Hemenegildo Levy avançou dizendo que a distinção entre revisão ordinária e extraordinária não é, logo, muito relevante. «Mais ainda no caso de Angola, em que um partido, como o MPLA, tem 2/3 dos deputados, nesta circunstância, a diferença torna-se quase irrelevante. A Assembleia Nacional pode decidir fazer uma revisão constitucional a qualquer momento. Note-se que este conceito não está relacionado com uma expressão que tem sido muito usada: revisão pontual. Do ponto de vista jurídico, revisão pontual é somente uma expressão qualificativa da língua portuguesa: onde se diz revisão pontual, poderia estar revisão parcial, revisão simples e revisão ligeira», esclareceu.
«Quando se decide proceder a uma revisão constitucional, pode-se mudar quase tudo, excepto aquilo que a própria Constituição proíbe. Os limites das alterações estão indicadas no artigo 236º da Constituição.
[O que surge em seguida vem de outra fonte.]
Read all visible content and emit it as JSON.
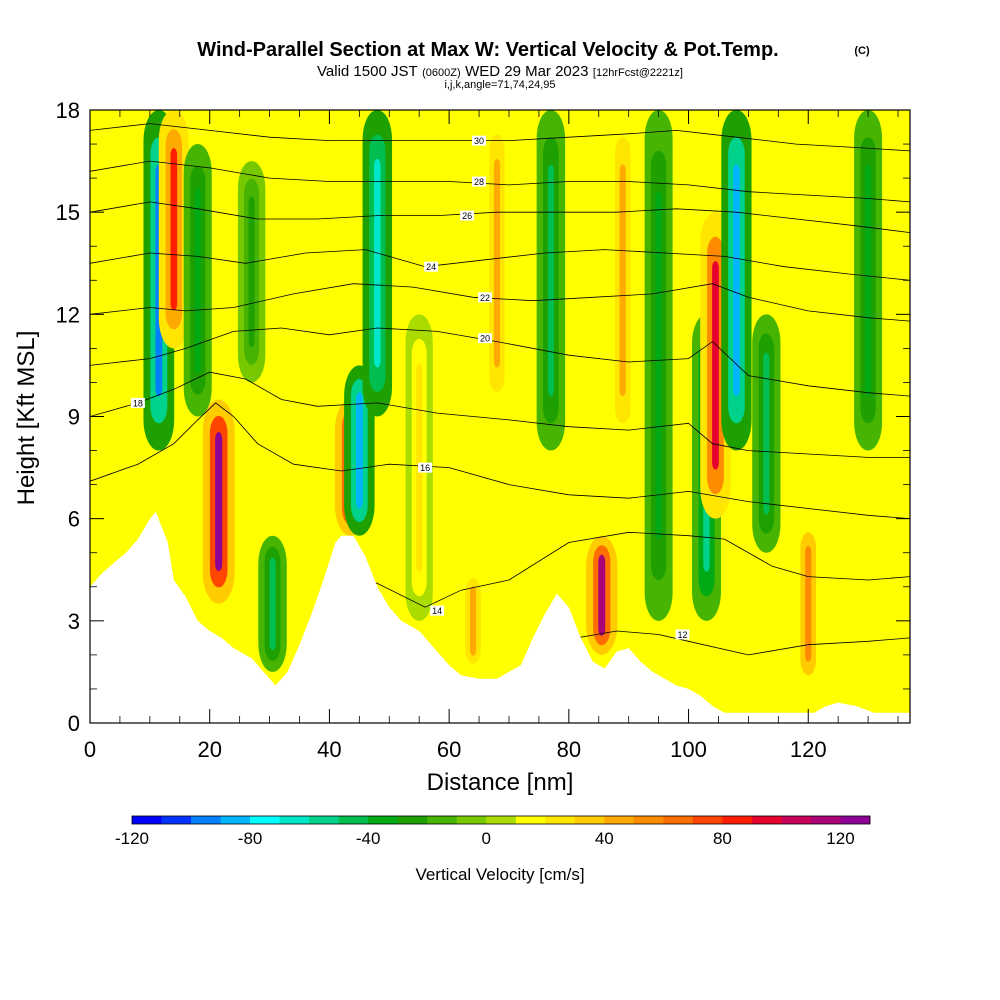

Nos termos desta norma, não podem ser objecto de revisão constitucional os seguintes aspectos: a dignidade da pessoa humana; a independência, integridade territorial e unidade nacional; a forma republicana de governo; a natureza unitária do Estado; o núcleo essencial dos direitos, liberdades e garantias; o Estado de direito e a democracia pluralista; a laicidade do Estado e o princípio da separação entre o Estado e as igrejas; o sufrágio universal, directo, secreto e periódico para a designação dos titulares electivos dos órgãos de soberania e das autarquias locais; a independência dos tribunais; a separação e interdependência dos órgãos de soberania e a autonomia local», referiu.
No entanto, o académico, considera que «é admissível que perante um processo de dupla revisão constitucional, mesmo estes limites possam ser mudados. O processo consiste no seguinte: numa primeira revisão constitucional, revê-se o artigo 236º, afastando o limite que se pretende modificar; numa revisão seguinte, revêm-se as normas que anteriormente estavam limitadas», esboçou.
Por outro lado, referiu que «havendo iniciativa do Presidente da República ou da Assembleia Nacional, sendo respeitados os limites, existindo aprovação das alterações por 2/3 dos deputados e não havendo declaração de inconstitucionalidade, as alterações da Constituição que forem aprovadas são reunidas numa única lei de revisão, e o novo texto da carta magna é publicado, conjuntamente com a lei de revisão. Portanto, passa a existir uma nova Constituição totalmente válida», concluiu.